Moiseyev told a briefing that initial daily currency purchases would be lower, and might start later, than originally planned — towards the end of August rather than at the beginning of the month.
The shift seeks to limit the asymmetric impact on the ruble's exchange rate of the previous mechanism for managing the Reserve Fund. The announcement of a switch last month triggered a market sell-off in the ruble.
Officials have rebutted suggestions that the change in the way the Reserve Fund is managed would push the ruble exchange rate lower, helping Finance Minister Anton Siluanov reach budget targets made increasingly challenging by an economic slowdown.
Under a so-called fiscal rule adopted last year, new borrowing by the federal government is capped at 1 percent of gross domestic product.

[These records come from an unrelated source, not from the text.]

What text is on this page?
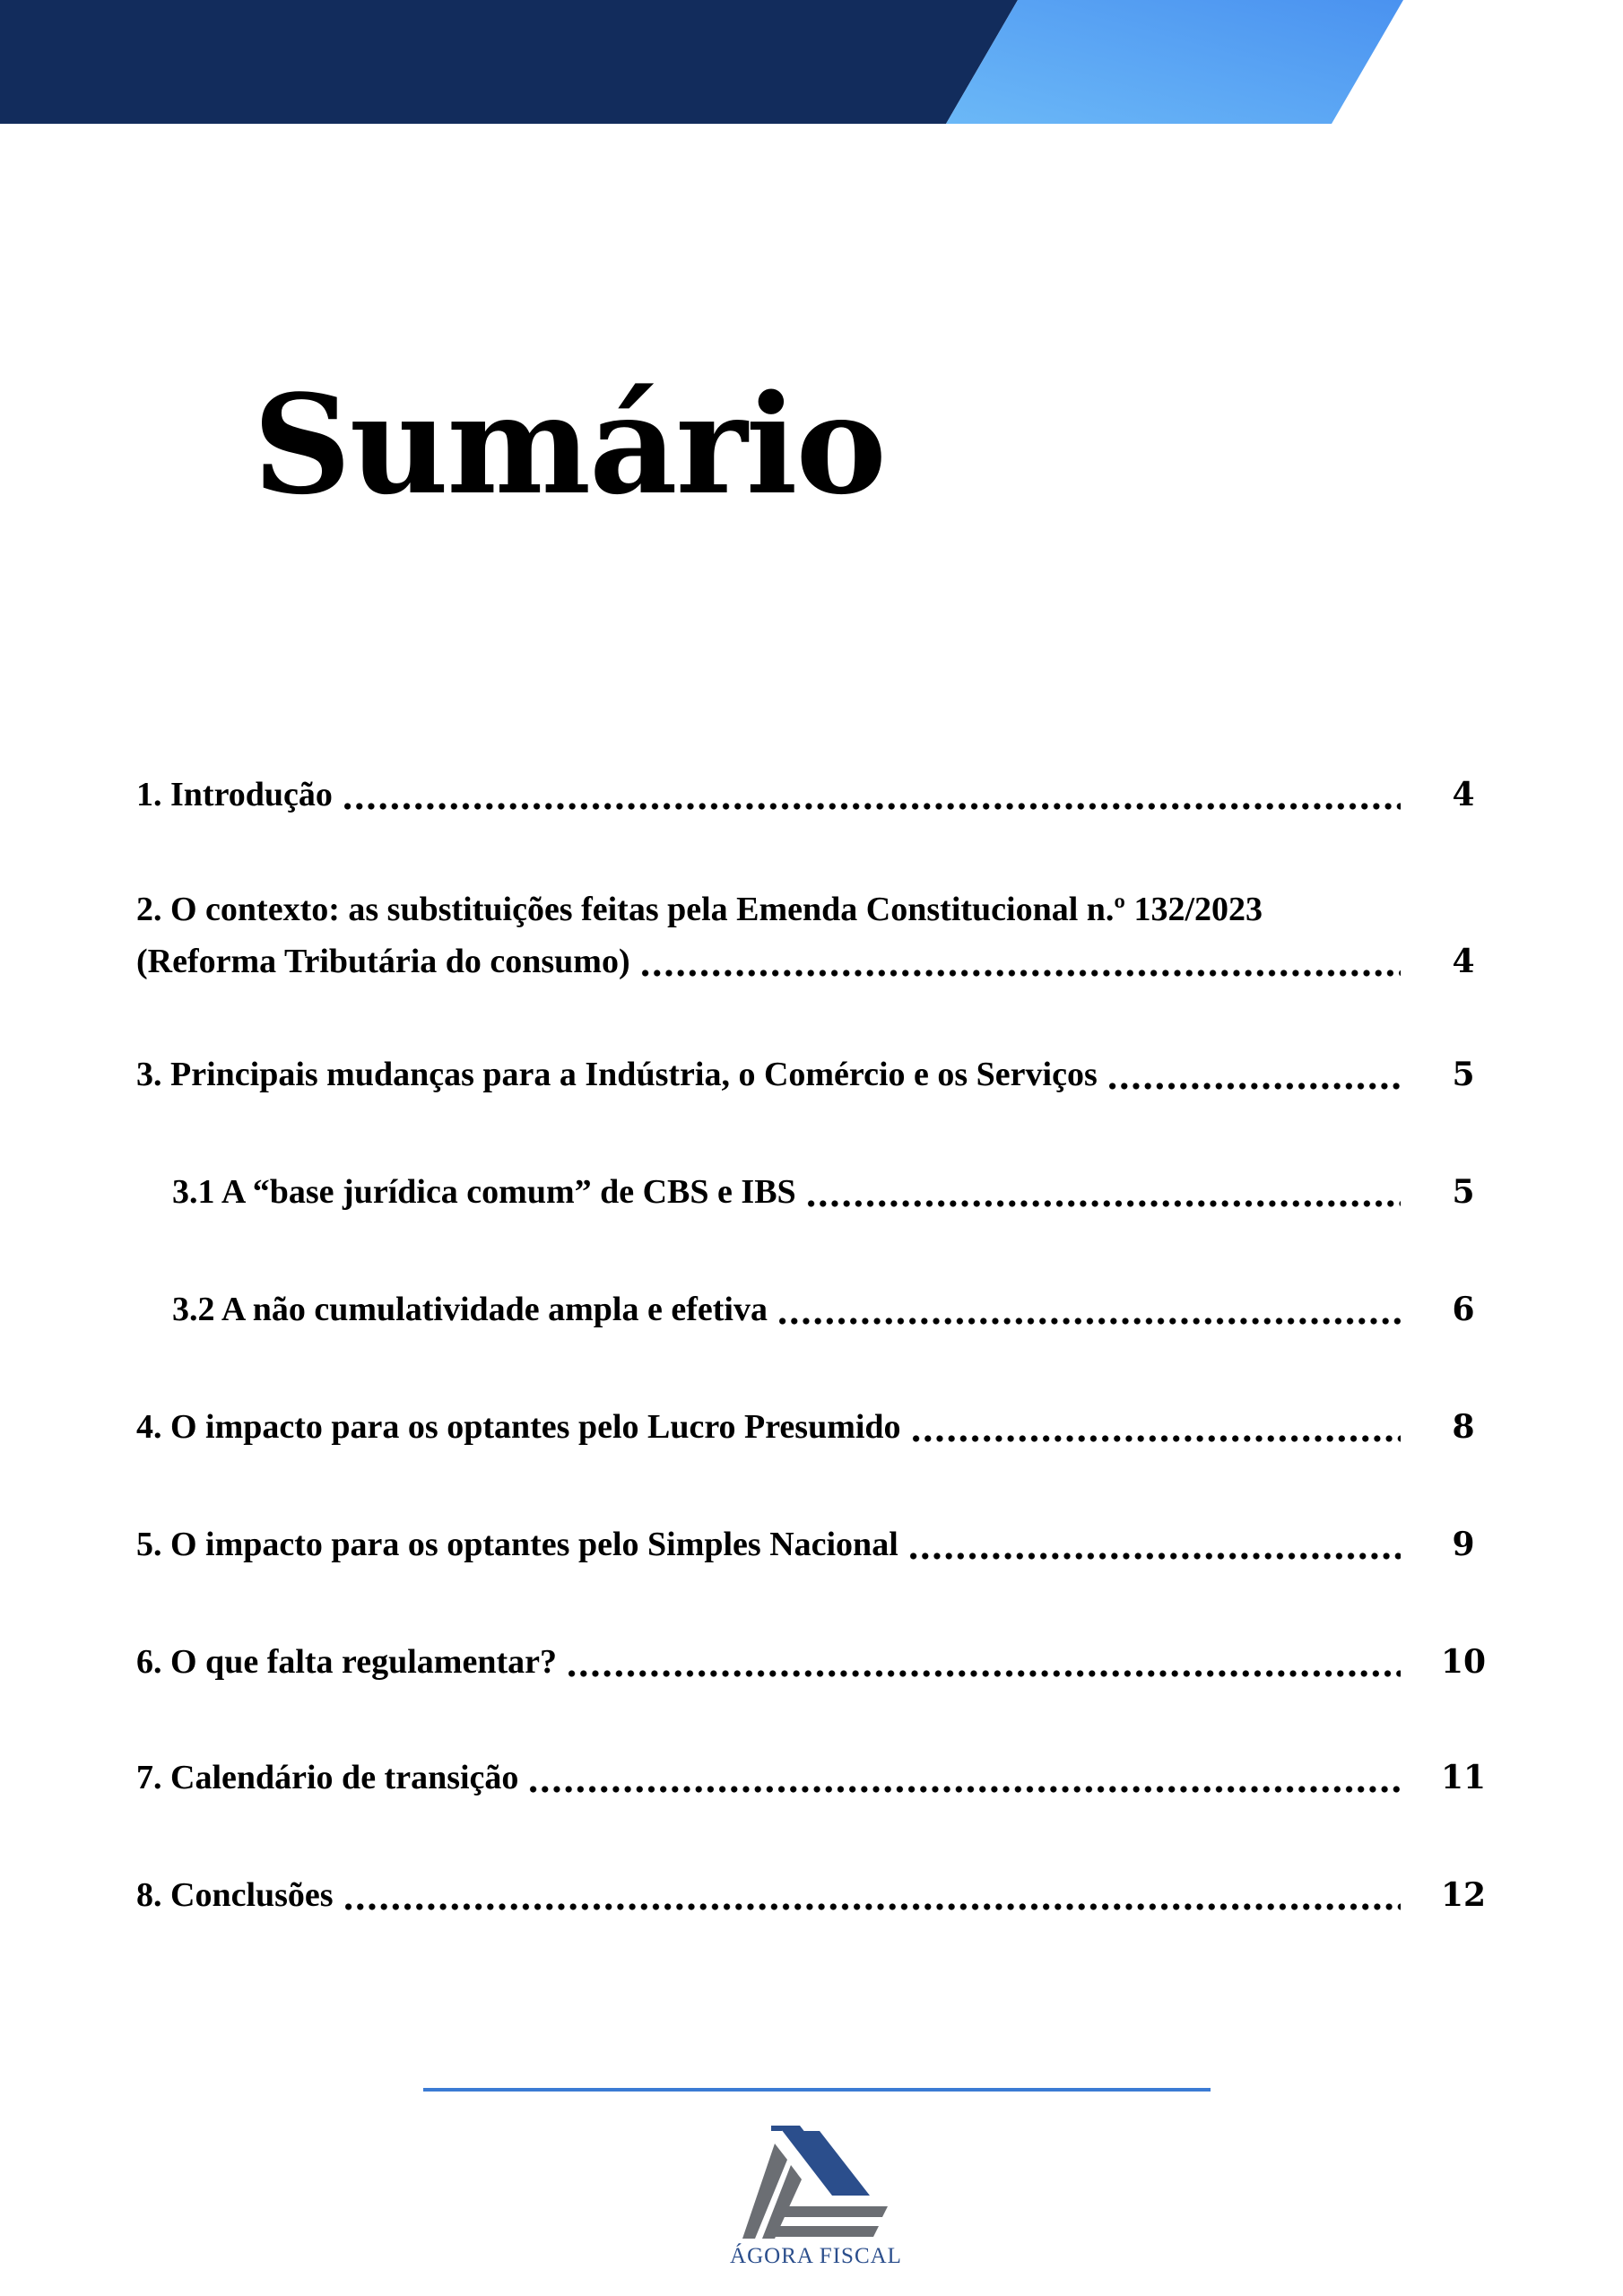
Sumário
1. Introdução	4
2. O contexto: as substituições feitas pela Emenda Constitucional n.º 132/2023
(Reforma Tributária do consumo)	4
3. Principais mudanças para a Indústria, o Comércio e os Serviços	5
3.1 A “base jurídica comum” de CBS e IBS	5
3.2 A não cumulatividade ampla e efetiva	6
4. O impacto para os optantes pelo Lucro Presumido	8
5. O impacto para os optantes pelo Simples Nacional	9
6. O que falta regulamentar?	10
7. Calendário de transição	11
8. Conclusões	12
ÁGORA FISCAL
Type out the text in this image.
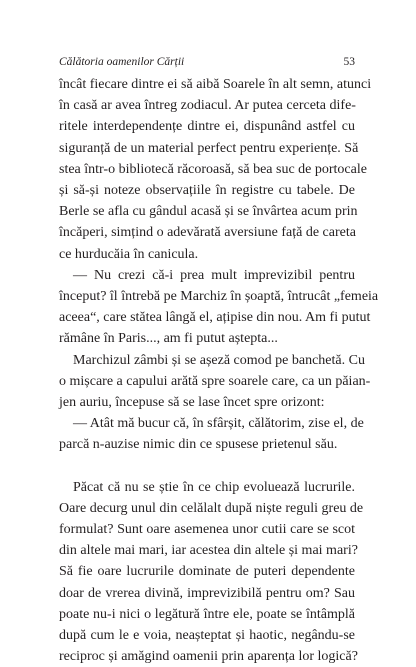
Călătoria oamenilor Cărții	53

încât fiecare dintre ei să aibă Soarele în alt semn, atunci
în casă ar avea întreg zodiacul. Ar putea cerceta dife-
ritele interdependențe dintre ei, dispunând astfel cu
siguranță de un material perfect pentru experiențe. Să
stea într-o bibliotecă răcoroasă, să bea suc de portocale
și să-și noteze observațiile în registre cu tabele. De
Berle se afla cu gândul acasă și se învârtea acum prin
încăperi, simțind o adevărată aversiune față de careta
ce hurducăia în canicula.

— Nu crezi că-i prea mult imprevizibil pentru
început? îl întrebă pe Marchiz în șoaptă, întrucât „femeia
aceea“, care stătea lângă el, ațipise din nou. Am fi putut
rămâne în Paris..., am fi putut aștepta...

Marchizul zâmbi și se așeză comod pe banchetă. Cu
o mișcare a capului arătă spre soarele care, ca un păian-
jen auriu, începuse să se lase încet spre orizont:

— Atât mă bucur că, în sfârșit, călătorim, zise el, de
parcă n-auzise nimic din ce spusese prietenul său.

Păcat că nu se știe în ce chip evoluează lucrurile.
Oare decurg unul din celălalt după niște reguli greu de
formulat? Sunt oare asemenea unor cutii care se scot
din altele mai mari, iar acestea din altele și mai mari?
Să fie oare lucrurile dominate de puteri dependente
doar de vrerea divină, imprevizibilă pentru om? Sau
poate nu-i nici o legătură între ele, poate se întâmplă
după cum le e voia, neașteptat și haotic, negându-se
reciproc și amăgind oamenii prin aparența lor logică?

The books are then balanced by either drawing from, or topping up, the Reserve Fund, which held $84.7 billion in windfall oil savings as of July 1. The transfers should be done at the end of the year, and the currency purchases are intended to avoid a one-off impact on the market.
"Based on the current volumes that will need to be transferred to the Reserve Fund, we will need to buy $40-$50 million per day — that is a maximum and in the test phase it will be less," Moiseyev told reporters.
In other comments, Moiseyev said the state treasury would auction off greater sums of cash on hand to deposit with banks for shorter terms than previously.
This is part of a broader effort by policy makers to supply affordable liquidity to the banking sector, thus ensuring the flow of more affordable credit to the real economy.